Once again, our hunter confirmed that he had taken the correct course of action. After a half-hour wait he set off to search the forest for the shot site. To his surprise, he found only blood — no deer. Although it can be tempting to try to track the animal over a greater distance, particularly when there seem to be plenty of signs to show its passing, it doesn’t make the final search any easier. It’s much better for the hunter to scan the first 50m carefully and mark all the evidence he finds. Blood is especially important to note as it can be washed away by rain — although our dogs can still smell it. Marking the evidence can be done by pushing a long, slender branch into the ground or by tying red ribbons to tree boughs in a wooded area.


Experienced handler

If you still can’t see the animal lying dead after following the trail for 50m, it’s time to contact an experienced dog handler, ideally someone working with an association whose dog is trained to pick up a track. All your patient observation and careful marking of the shot site will help the handler locate your missing game quickly and efficiently. 

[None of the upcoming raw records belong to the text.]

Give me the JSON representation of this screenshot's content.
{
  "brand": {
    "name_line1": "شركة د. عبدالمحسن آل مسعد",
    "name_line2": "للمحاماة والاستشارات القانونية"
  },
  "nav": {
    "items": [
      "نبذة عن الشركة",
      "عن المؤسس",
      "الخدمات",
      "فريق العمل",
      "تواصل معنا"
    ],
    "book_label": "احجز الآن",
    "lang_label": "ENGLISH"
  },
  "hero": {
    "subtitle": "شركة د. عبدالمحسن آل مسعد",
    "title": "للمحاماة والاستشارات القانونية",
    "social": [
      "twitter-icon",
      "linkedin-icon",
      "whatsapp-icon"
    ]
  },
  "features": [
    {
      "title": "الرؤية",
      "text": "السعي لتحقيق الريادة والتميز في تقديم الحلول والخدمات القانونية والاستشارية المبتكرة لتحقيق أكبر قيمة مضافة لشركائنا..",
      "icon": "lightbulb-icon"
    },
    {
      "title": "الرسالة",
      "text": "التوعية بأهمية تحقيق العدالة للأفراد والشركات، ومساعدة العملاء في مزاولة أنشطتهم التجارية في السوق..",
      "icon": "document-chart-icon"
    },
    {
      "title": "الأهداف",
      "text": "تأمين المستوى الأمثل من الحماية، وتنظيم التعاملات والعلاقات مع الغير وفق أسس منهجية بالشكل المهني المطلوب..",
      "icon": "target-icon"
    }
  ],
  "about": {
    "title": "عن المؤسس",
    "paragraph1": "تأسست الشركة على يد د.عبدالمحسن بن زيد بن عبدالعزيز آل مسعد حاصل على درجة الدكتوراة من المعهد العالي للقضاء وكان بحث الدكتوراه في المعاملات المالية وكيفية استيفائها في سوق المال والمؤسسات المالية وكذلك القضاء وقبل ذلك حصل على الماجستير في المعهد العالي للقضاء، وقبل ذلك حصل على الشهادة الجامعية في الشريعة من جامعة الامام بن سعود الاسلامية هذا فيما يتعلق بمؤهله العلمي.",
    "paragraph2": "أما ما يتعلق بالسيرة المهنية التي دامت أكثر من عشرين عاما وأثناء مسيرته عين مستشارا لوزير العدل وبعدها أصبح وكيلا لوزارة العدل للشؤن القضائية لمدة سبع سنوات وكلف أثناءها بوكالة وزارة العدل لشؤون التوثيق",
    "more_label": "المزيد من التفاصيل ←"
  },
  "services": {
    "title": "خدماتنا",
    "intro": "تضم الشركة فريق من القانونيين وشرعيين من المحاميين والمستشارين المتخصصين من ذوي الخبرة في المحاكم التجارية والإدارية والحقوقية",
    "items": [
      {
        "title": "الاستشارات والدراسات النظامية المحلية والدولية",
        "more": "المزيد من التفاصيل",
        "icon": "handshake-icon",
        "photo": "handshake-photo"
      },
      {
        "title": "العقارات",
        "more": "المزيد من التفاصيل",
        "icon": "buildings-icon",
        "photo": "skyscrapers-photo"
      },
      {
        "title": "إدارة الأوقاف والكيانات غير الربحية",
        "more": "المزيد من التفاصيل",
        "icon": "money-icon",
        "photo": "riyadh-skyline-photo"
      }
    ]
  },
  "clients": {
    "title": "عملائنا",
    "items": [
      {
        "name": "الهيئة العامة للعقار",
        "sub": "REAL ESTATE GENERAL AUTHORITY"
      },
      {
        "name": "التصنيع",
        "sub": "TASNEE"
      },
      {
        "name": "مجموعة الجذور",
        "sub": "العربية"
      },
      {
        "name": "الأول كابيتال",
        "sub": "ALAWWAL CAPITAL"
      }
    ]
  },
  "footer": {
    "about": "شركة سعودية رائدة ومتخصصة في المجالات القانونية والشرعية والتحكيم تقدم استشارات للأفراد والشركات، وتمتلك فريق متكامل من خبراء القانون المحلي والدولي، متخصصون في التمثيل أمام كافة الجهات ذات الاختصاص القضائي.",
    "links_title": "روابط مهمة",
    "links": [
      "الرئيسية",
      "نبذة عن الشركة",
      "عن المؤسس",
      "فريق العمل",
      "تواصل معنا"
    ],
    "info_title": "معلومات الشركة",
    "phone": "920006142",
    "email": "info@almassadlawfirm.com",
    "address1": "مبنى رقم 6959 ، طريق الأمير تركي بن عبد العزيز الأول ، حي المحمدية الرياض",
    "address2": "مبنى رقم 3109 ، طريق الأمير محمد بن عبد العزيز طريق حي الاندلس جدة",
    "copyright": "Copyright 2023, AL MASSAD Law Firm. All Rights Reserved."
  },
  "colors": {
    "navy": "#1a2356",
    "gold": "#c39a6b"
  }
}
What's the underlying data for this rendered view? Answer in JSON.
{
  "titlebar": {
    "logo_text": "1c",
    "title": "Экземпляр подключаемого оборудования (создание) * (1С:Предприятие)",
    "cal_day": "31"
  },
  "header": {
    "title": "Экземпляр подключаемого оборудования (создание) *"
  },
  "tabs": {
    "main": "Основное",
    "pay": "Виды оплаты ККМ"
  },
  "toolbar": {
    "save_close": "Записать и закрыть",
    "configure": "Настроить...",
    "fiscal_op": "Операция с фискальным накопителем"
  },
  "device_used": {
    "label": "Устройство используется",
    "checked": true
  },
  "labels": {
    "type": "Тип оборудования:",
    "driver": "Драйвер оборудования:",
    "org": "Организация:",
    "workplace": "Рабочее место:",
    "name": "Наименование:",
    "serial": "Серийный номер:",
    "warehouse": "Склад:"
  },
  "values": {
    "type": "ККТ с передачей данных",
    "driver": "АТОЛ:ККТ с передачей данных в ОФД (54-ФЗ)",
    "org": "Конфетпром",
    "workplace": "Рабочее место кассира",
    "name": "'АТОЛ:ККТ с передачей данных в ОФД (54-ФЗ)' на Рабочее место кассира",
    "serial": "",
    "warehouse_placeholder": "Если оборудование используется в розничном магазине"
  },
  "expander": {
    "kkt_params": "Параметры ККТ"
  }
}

As our hunter was unable to mark any evidence, he sat tight and waited for Jazz and I to arrive. We concluded that the shot was a good one, as we progressed metre by metre. In some places Jazz spotted blood traces; we were on the right track. The Hanoverian’s nose soon caught a scent and he indicated the deer in cover. We hadn’t seen the deer yet, there was no need for us to. The characteristic behaviour of the breed, with his tail up and neck hair in a firm comb, were clear signs that the deer was still alive. 

Our hunter carefully approached to deliver a final shot. The successful recovery was aided by his honest testimony. The truth will be uncovered in any case, and there will be fewer red faces if you tell the real story from the start.